Sunday, February 10, 2013

Is a Personal Line of Credit a Good Idea?

Personal lines of credit are typically used as a means to pay off high-interest credit cards, pay for unexpected expenses and for everyday purchases. Some banks offer personal lines of credit to their customers. Opening a line of credit can lead to financial stability or a mountain of debt, depending on how the credit is used.

Definition

    Many people confuse personal lines of credit with personal loans. A personal line of credit is a line of credit extended to someone by a bank. Personal lines of credit differ from loans in that loans essentially give someone money that the borrower immediately begins to pay back, with interest. A personal line of credit gives the person access to funds, but the person can tap into the line of credit whenever he wishes. A personal line of credit also differs from home equity loans and home equity lines of credit, because a personal line of credit is unsecured; your house is not tied to the line of credit.

Financial Responsibility

    Since a personal line of credit is similar to a credit card, you'll need to repay whatever credit you use at the specified interest rate.
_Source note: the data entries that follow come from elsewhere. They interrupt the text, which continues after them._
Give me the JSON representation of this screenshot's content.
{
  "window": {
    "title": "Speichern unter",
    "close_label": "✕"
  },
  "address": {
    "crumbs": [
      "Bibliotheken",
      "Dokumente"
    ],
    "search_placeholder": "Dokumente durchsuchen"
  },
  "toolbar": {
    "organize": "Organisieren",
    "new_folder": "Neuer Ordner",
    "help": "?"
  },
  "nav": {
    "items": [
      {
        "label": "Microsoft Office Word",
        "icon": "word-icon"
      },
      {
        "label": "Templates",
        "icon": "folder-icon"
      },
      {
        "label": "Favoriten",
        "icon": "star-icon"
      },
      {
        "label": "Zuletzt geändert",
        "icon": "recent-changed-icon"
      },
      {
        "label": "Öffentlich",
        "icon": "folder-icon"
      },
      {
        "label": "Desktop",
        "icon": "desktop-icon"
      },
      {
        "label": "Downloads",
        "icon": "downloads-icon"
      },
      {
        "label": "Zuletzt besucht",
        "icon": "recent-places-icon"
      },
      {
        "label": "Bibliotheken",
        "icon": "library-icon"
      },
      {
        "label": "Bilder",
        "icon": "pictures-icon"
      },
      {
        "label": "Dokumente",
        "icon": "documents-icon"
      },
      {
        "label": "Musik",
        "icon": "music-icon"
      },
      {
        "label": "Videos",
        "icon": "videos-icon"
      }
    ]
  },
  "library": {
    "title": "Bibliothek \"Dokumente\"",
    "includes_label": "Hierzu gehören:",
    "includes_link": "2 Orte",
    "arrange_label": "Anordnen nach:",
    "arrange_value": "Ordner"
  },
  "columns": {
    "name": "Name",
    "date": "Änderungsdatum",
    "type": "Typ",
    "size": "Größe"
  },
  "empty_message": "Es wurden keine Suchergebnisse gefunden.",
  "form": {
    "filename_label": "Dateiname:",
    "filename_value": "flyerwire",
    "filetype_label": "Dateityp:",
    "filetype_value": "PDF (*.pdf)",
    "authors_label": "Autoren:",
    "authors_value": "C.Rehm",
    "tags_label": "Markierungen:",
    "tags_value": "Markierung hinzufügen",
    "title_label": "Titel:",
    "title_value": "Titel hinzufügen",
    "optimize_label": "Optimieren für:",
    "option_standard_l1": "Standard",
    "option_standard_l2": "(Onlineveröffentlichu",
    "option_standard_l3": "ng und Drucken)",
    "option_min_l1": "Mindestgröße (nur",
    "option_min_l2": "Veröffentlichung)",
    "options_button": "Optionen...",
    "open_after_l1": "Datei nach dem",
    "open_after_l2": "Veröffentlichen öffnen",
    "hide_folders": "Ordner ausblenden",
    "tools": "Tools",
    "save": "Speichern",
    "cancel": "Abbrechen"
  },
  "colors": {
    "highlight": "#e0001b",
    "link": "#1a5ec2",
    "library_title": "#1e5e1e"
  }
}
Failure to repay what you borrow will lead to a poor credit score and the inability to open another personal line of credit down the road. People who have difficulty with spending money should consider if they have the discipline to open a personal line of credit. Curtis Arnold writing for Bankrate.com advises that since the credit is available at any time, a person with poor financial discipline can go on a buying spree without the ability to pay the borrowed amount back. According to Lendingtree.com, 35 percent of your credit score is based on your payment history, so failure to repay the borrowed amount could lead to a plunge in your credit score.

Consolidation

    If someone has several high-interest credit cards and wants to pay off debt, opening a personal line of credit is a good idea. Personal lines of credit tend to come with lower interest rates than credit cards. The person could tap into the line of credit and eventually pay off the high-interest credit cards while paying a lower interest rate towards the personal line of credit. While a home equity loan or line of credit often comes with lower interest that can be deducted from taxes, the upside of a personal line of credit is that you don't risk your home if you can't pay back the amount you borrow.

Emergency Funds

    A personal line of credit can serve as a person's emergency funds if that person either doesn't have an emergency fund or the fund runs out. An emergency might be sudden unemployment or a major illness. Some people use credit cards as an emergency fund, but the high interest rate often leads to a buildup of debt. According to indexcreditcards.com, the average credit card interest rate is 16.87 percent as of January 15, 2011. Interest rates for personal lines of credit tend to vary from bank to bank and are based on the "Wall Street Journal" Prime Rate. For example, a bank may assign you a base rate of 9 percent interest plus the "Wall Street Journal" Prime Rate, so, while rates will vary, they will be considerably less than credit card interest.

Cash

    Personal lines of credit are often linked to a person's checking account, which allows for the withdrawal of cash. Unlike a credit card, there is no extra fee to withdraw the credit as cash. Some people are wary of using credit cards, due to fraud and sometimes hidden fees. A personal line of credit serves as an alternative tool for people who wish to have access to credit but use it like cash.